Dans le contexte des récents événements terroristes en France, le ministère de la communication et de la société d'information a demandé une réunion du groupe de travail inter-institutionnel pour réintroduire un paquet de lois sur la surveillance massive de la population. Pour ces institutions officielles, ces lois sont «une affaire urgente» bien qu'elles ont été rejetées au cours des dernières années à la fois par la Cour de justice de l'Union européenne et par la Cour constitutionnelle de Roumanie.
Ce paquet comprend la loi sur le stockage des données relatives aux utilisateurs téléphoniques et internet - la loi appelée Big Brother - et la loi sur l'enregistrement des utilisateurs de cartes prépayées et de wi-fi. Les autorités estiment que l'annulation de ces lois a créé un «vide juridique» en Roumanie, ce qui rend le pays plus vulnérable à d'éventuelles attaques terroristes.
APADOR-CH, avec plusieurs autres ONG, a envoyé une lettre publique dans laquelle il souligne que les institutions de l'Etat ont été au courant de ce «vide juridique» depuis plus de trois mois maintenant. La demande d'avoir un groupe de travail inter-institutionnelle pour examiner d'urgence le rejet de la loi Big Brother par la Cour constitutionnelle est donc une mesure absurde qui perpétue les erreurs du passé et réduit les droits fondamentaux; si d'autres étapes sont nécessaires, elles devraient aller dans le sens d'une analyse approfondie professionnelle, un processus qui devrait inclure tous les acteurs intéressés.
Cette course pour appliquer les lois inconstitutionnelles nous montre encore une fois que les autorités, au moment de décider sur ces questions, ignorent le secteur privé et la société civile à la fois.

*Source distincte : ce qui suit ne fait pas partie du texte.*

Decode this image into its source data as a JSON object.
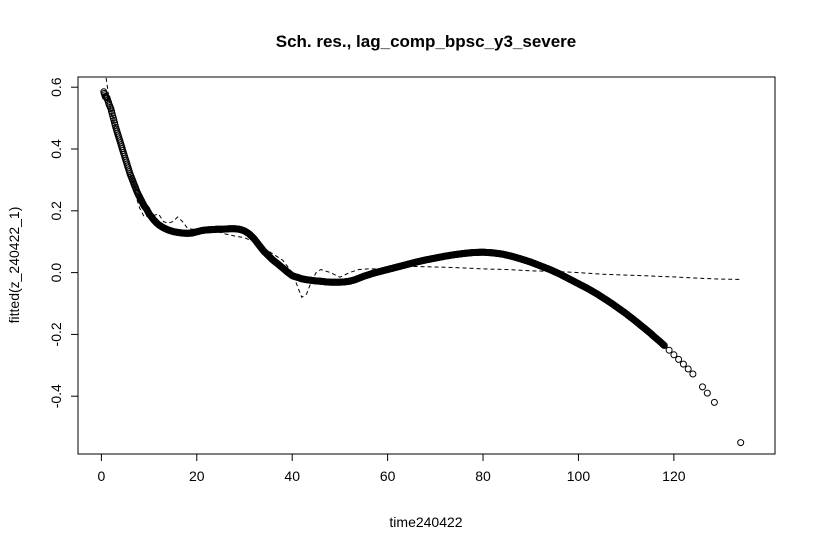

En outre, dans son empressement à légiférer sur la surveillance massive sous le prétexte des attaques terroristes français, l'Etat roumain ne parvient pas à tenir compte de plusieurs éléments clés:
1. La France, l'exemple invoqué pour justifier cette "agitation" institutionnelle nationale a de nombreuses lois sur la lutte contre le terrorisme (y compris les lois sur la rétention des données de trafic et sur l'enregistrement des cartes prépayées). Cela n'a pas empêché les événements qui ont eu lieu à Paris le 7 janvier 2015. Les politiciens français bien connus se sont montrés plus sages en rejetant «l'idée d'une loi dictée par l'émotion».
2. Toute nouvelle loi adoptée en particulier sur le stockage des données du trafic est susceptible d'être contraire aux droits fondamentaux; les fournisseurs de services de communication conservent les données du trafic de toute façon à des fins commerciales. L'accès à ces données peut être obtenue simplement en clarifiant l'article 152 du Code de procédure pénale.
3.La décision de la Cour constitutionnelle de rejeter le paquet des lois "Big Brother" remonte à juillet 2014, donc «urgence» a été invoquée pour utiliser la tragédie française comme une excuse pour propulser les programmes législatifs qui ignorent les droits fondamentaux.
Toute ordonnance d'urgence dans ce domaine, qui affecte directement les droits fondamentaux, serait inconstitutionnelle en vertu de l'article 115 par. (6) de la Constitution.
Une tragédie ne doit pas servir de prétexte pour restreindre les libertés en évitant les décisions de la Cour constitutionnelle!